SELEKSI PENERIMAAN PPPK LINGKUP PEMPROV NTT T.A 2024

Jalan Sengsara Menuju Amfoang, Jarak 181 Km Menghabiskan Waktu Berjam- jam

Warga mendorong mobil yang terjebak dalam banjir di Amfoang


Kondisi jalan di wilayah AmfoangKabupaten Kupang memilukan. Umumnya tidak beraspal, berlubang, kelikir berserakan dan badan jalan bergelombang. Di musim kemarau seperti sekarang, debu tebal berterbangan ketika kendaraan melintas.
Meski berada dalam kendaraan, tubuh terguncang hebat. Badan miring kiri kanan, tiba-tiba pantat terangkat dari tempat duduk. Seperti sedang berdisko tanpa musik. Sudah begitu, harus makan debu. Tubuh pun terasa remuk.
Kondisi ini dialami Pos Kupang saat melakukan perjalanan dari Kota Kupang menuju Desa Oepoli, Kecamatan Amfoang Timur.
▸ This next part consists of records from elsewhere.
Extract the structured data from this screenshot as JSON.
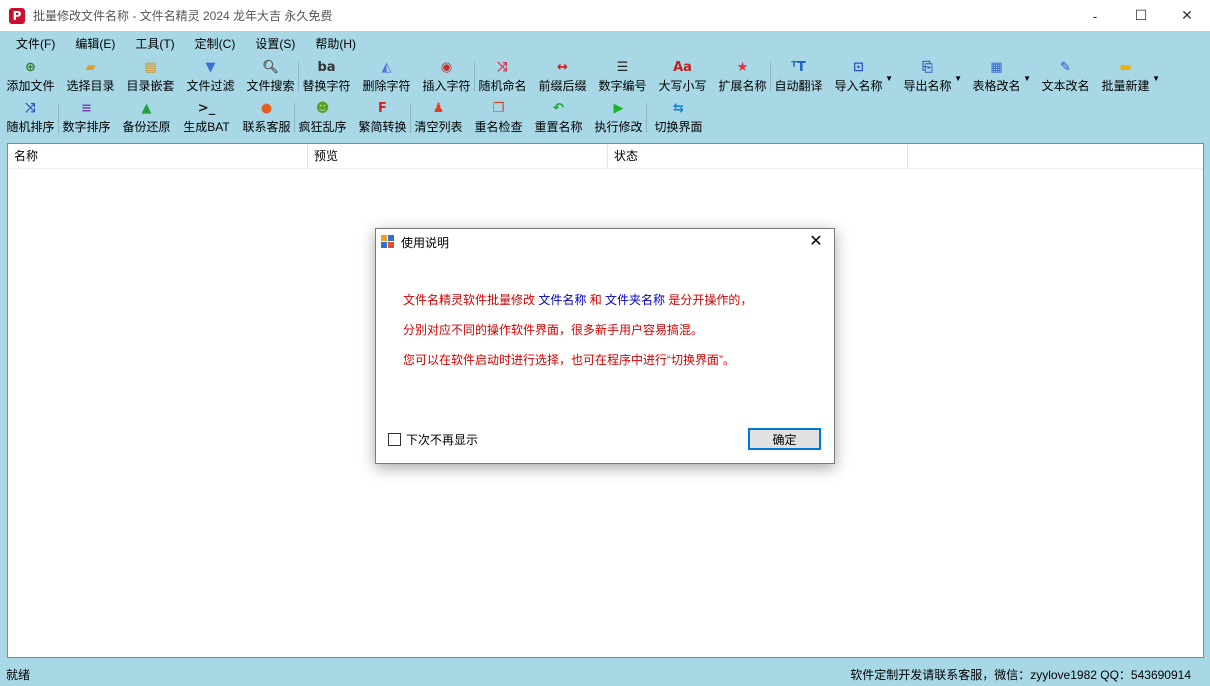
{
  "window": {
    "title": "批量修改文件名称 -  文件名精灵 2024 龙年大吉 永久免费",
    "app_icon_glyph": "P",
    "controls": {
      "minimize": "-",
      "maximize": "☐",
      "close": "✕"
    }
  },
  "menu": [
    "文件(F)",
    "编辑(E)",
    "工具(T)",
    "定制(C)",
    "设置(S)",
    "帮助(H)"
  ],
  "toolbar_row1": [
    {
      "label": "添加文件",
      "icon": "add-file-icon",
      "glyph": "⊕",
      "color": "#2e7d32"
    },
    {
      "label": "选择目录",
      "icon": "open-folder-icon",
      "glyph": "▰",
      "color": "#e0a020"
    },
    {
      "label": "目录嵌套",
      "icon": "nested-folder-icon",
      "glyph": "▤",
      "color": "#c89020"
    },
    {
      "label": "文件过滤",
      "icon": "filter-icon",
      "glyph": "▼",
      "color": "#3a6fd8"
    },
    {
      "label": "文件搜索",
      "icon": "search-icon",
      "glyph": "🔍︎",
      "color": "#555555"
    },
    {
      "label": "替换字符",
      "icon": "replace-text-icon",
      "glyph": "ba",
      "color": "#333333"
    },
    {
      "label": "删除字符",
      "icon": "erase-text-icon",
      "glyph": "◭",
      "color": "#5a6fd8"
    },
    {
      "label": "插入字符",
      "icon": "insert-text-icon",
      "glyph": "◉",
      "color": "#c03030"
    },
    {
      "label": "随机命名",
      "icon": "shuffle-icon",
      "glyph": "⤨",
      "color": "#d03050"
    },
    {
      "label": "前缀后缀",
      "icon": "prefix-suffix-icon",
      "glyph": "↔",
      "color": "#c02020"
    },
    {
      "label": "数字编号",
      "icon": "numbered-list-icon",
      "glyph": "☰",
      "color": "#222222"
    },
    {
      "label": "大写小写",
      "icon": "case-icon",
      "glyph": "Aa",
      "color": "#c02020"
    },
    {
      "label": "扩展名称",
      "icon": "star-icon",
      "glyph": "★",
      "color": "#e03040"
    },
    {
      "label": "自动翻译",
      "icon": "translate-icon",
      "glyph": "ᵀT",
      "color": "#2060c0"
    },
    {
      "label": "导入名称",
      "icon": "import-icon",
      "glyph": "⊡",
      "color": "#3050c0"
    },
    {
      "label": "导出名称",
      "icon": "export-icon",
      "glyph": "⎘",
      "color": "#3050c0"
    },
    {
      "label": "表格改名",
      "icon": "table-icon",
      "glyph": "▦",
      "color": "#3060d0"
    },
    {
      "label": "文本改名",
      "icon": "edit-text-icon",
      "glyph": "✎",
      "color": "#2050b0"
    },
    {
      "label": "批量新建",
      "icon": "new-folder-icon",
      "glyph": "▬",
      "color": "#f0b000"
    }
  ],
  "toolbar_row2": [
    {
      "label": "随机排序",
      "icon": "random-sort-icon",
      "glyph": "⤨",
      "color": "#3050d0"
    },
    {
      "label": "数字排序",
      "icon": "sort-list-icon",
      "glyph": "≡",
      "color": "#8040c0"
    },
    {
      "label": "备份还原",
      "icon": "backup-icon",
      "glyph": "▲",
      "color": "#20a040"
    },
    {
      "label": "生成BAT",
      "icon": "terminal-icon",
      "glyph": ">_",
      "color": "#222222"
    },
    {
      "label": "联系客服",
      "icon": "support-icon",
      "glyph": "●",
      "color": "#e06020"
    },
    {
      "label": "疯狂乱序",
      "icon": "crazy-face-icon",
      "glyph": "☻",
      "color": "#60a020"
    },
    {
      "label": "繁简转换",
      "icon": "convert-icon",
      "glyph": "F",
      "color": "#d02020"
    },
    {
      "label": "清空列表",
      "icon": "clear-list-icon",
      "glyph": "♟",
      "color": "#e04020"
    },
    {
      "label": "重名检查",
      "icon": "duplicate-check-icon",
      "glyph": "❐",
      "color": "#d04020"
    },
    {
      "label": "重置名称",
      "icon": "undo-icon",
      "glyph": "↶",
      "color": "#20a030"
    },
    {
      "label": "执行修改",
      "icon": "run-icon",
      "glyph": "▶",
      "color": "#20b030"
    },
    {
      "label": "切换界面",
      "icon": "switch-icon",
      "glyph": "⇆",
      "color": "#1080d0"
    }
  ],
  "list": {
    "columns": [
      "名称",
      "预览",
      "状态"
    ],
    "rows": []
  },
  "status": {
    "left": "就绪",
    "right": "软件定制开发请联系客服，微信：zyylove1982   QQ：543690914"
  },
  "dialog": {
    "title": "使用说明",
    "close": "✕",
    "line1": {
      "a": "文件名精灵软件批量修改 ",
      "b": "文件名称",
      "c": " 和 ",
      "d": "文件夹名称",
      "e": " 是分开操作的，"
    },
    "line2": "分别对应不同的操作软件界面，很多新手用户容易搞混。",
    "line3": "您可以在软件启动时进行选择，也可在程序中进行“切换界面”。",
    "checkbox_label": "下次不再显示",
    "ok_label": "确定"
  }
}
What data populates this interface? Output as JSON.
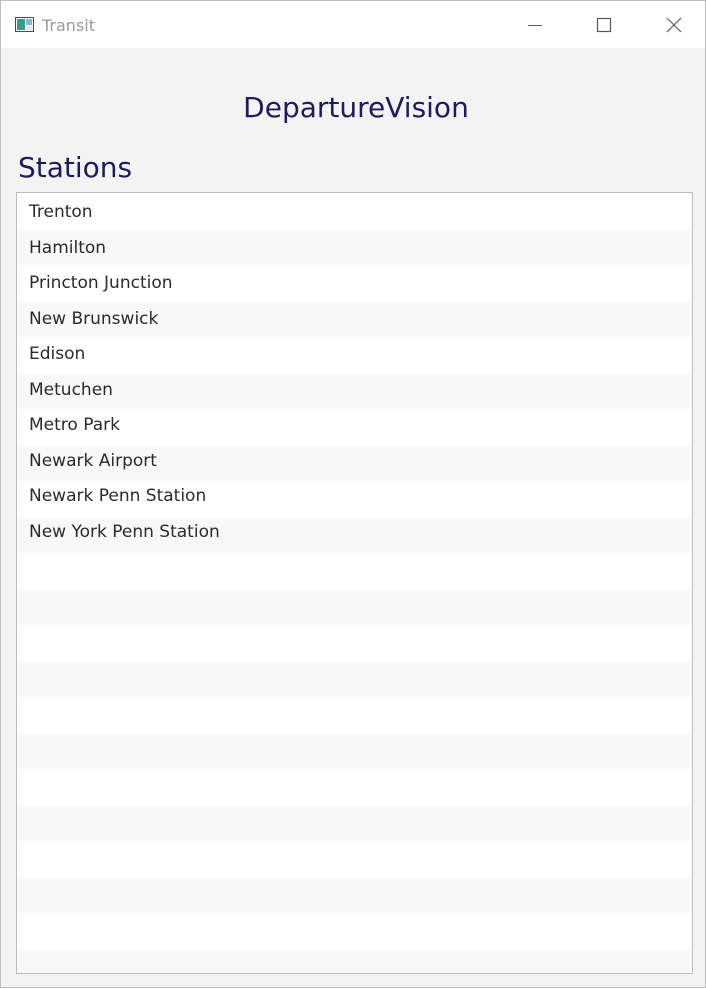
{
  "window": {
    "title": "Transit"
  },
  "header": {
    "title": "DepartureVision"
  },
  "stations": {
    "heading": "Stations",
    "items": [
      "Trenton",
      "Hamilton",
      "Princton Junction",
      "New Brunswick",
      "Edison",
      "Metuchen",
      "Metro Park",
      "Newark Airport",
      "Newark Penn Station",
      "New York Penn Station"
    ]
  },
  "colors": {
    "heading": "#1f1a5e",
    "window_background": "#f3f3f3",
    "row_alternate": "#f8f8f8"
  }
}
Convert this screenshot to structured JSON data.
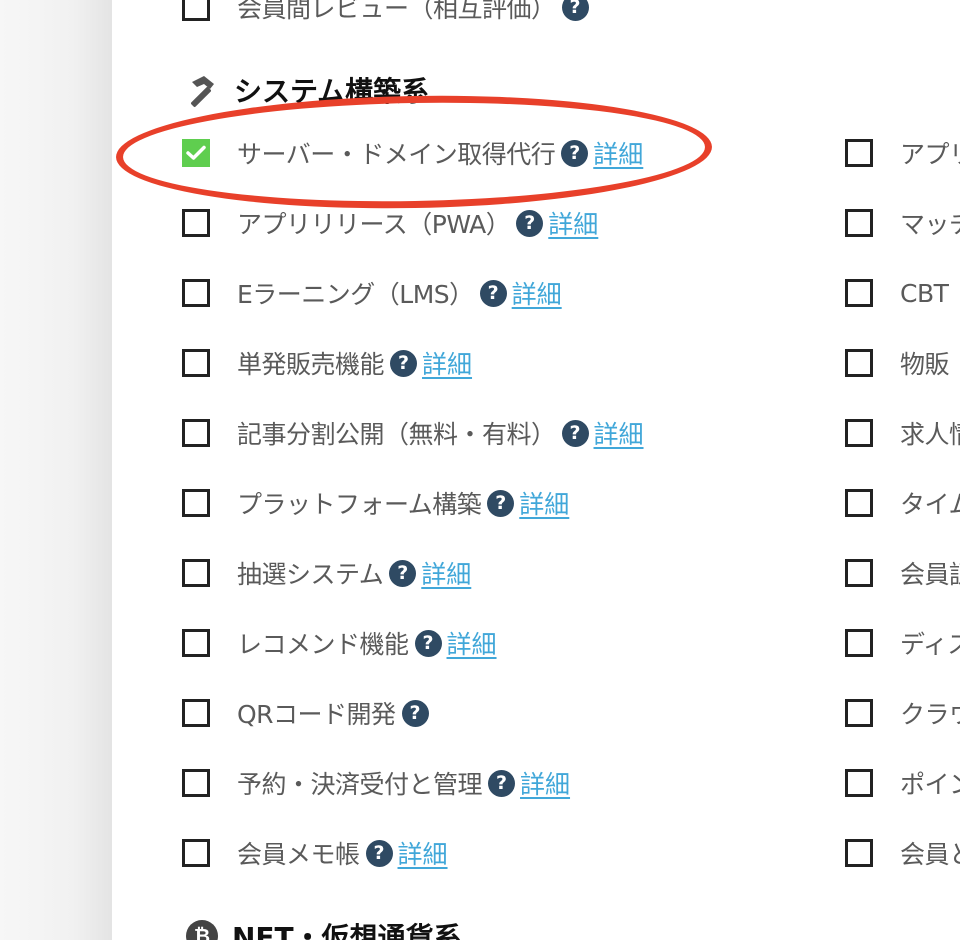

Meski berjarak sekitar 181 kilometer (Km), harus ditempuh 7 jam lamanya menggunakan mobil.

Pos Kupang mendatangi Oepoli yang berbatasan dengan negara Republik Demokratik Timor Leste (RDTL), Jumat-Sabtu (5-6/10/2018). Bergabung dalam rombongan PLN Wilayah NTT melakukan press tour ke wilayah Amfoang.
Perjalanan ke Oepoli melintasi jalur yang disebut sebagai jalan pantai. Kondisi jalan cukup baik hingga memasuki wilayah Desa Poto, Kecamatan Fatuleu Barat. Selepas itu, jalan mulai rusak dan harus melintasi kali kecil tanpa jembatan.
Rombongan kemudian sampai Desa Naitae. Sepanjang perjalanan dari Poto ke Naitae, terdapat tujuh kali kecil tanpa jembatan. Pada jalur itu, ada ruas jalan yang sudah beraspal, tapi masih banyak jalan tanah.
Selanjutnya melintasi ruas jalan Siumate-Nuataus, terdapat tujuh kali tanpa jembatan. Kondisi jalan mulai tidak bagus. Sebelum sampai ke Desa Nuataus, ruas jalan masih bagus dibandingkan ruas jalan sesudah Nuataus, kecuali di Manubelon yang jalannya ada sedikit beraspal.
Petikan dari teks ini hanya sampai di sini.